There’s been a lot of talk lately about internal and external agencies working together. And I’m all for it. In fact, I recently published a paper through Harvard Business School entitled “Build It, Buy It or Both.” The piece details the evolution of the in-house model, featuring two case stories on internal and external teams that have cracked the code on collaboration. Here are five take-aways for arriving at more-collaborative constructs:
The first is Alignment—ensuring that both internal and external agencies are fully aligned around a common purpose and that the relationship is set-up in such a way that both groups are moving toward a shared objective.
Second is Clarity. This is about making sure that individual roles and responsibilities are clearly communicated and understood, enabling participants within each agency to recognize what should be communicated from one to the other—and that communication flows both ways.
Next up is Streamlined Operations—so the combined team is optimally organized to evolve shared, streamlined operating practices and a disciplined approach to work that enables efficient decision-making and integrated implementation.
Fourth is Mutual Support. This happens when the employees of the internal agency and the employees of the external agency willingly share ideas, insight and resources with one another, for a level of mutual support that enables individual and team performance.
And finally, Leadership—the combined team is effectively guided, motivated and inspired by skilled, centralized leadership that fosters a culture of performance, partnership and accountability.

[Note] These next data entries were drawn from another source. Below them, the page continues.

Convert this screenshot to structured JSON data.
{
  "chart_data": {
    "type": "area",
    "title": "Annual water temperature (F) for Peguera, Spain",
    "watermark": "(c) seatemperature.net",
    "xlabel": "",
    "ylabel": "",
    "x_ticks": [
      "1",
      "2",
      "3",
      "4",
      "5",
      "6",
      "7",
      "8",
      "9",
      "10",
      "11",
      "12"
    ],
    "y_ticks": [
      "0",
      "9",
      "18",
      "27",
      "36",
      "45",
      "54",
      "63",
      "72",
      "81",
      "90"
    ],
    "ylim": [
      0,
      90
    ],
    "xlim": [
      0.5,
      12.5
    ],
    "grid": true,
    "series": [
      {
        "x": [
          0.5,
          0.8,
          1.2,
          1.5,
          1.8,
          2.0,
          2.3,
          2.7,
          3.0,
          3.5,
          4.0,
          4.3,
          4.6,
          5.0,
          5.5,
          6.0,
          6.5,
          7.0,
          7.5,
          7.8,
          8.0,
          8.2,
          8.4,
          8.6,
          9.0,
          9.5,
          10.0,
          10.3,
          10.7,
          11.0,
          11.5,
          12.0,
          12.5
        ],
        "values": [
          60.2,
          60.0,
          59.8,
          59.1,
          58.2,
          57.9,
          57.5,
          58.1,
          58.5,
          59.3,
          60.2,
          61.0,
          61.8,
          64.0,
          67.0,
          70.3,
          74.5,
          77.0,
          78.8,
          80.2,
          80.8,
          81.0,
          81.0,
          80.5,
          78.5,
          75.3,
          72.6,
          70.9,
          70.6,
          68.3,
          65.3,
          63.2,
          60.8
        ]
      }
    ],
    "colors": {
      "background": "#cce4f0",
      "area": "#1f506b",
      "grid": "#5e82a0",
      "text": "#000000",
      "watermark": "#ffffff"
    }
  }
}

I cannot emphasize the last point nearly enough. In the absence of solid leadership, internal/external agency pairs struggle. They may have the parts and pieces needed to collaborate successfully, but they don’t have a skilled quarterback. And without someone in that position, they have a much harder time moving the ball down the field.
Many companies are adopting hybrid policies where they mix and match internal and external resources to deliver the customized bundle of services they require. Arriving at the right mix of talent and services to produce relevant, resonant communications campaigns requires all of us as marketers to take another look at how we’re staffing and sourcing advertising—essentially what to build and what to buy.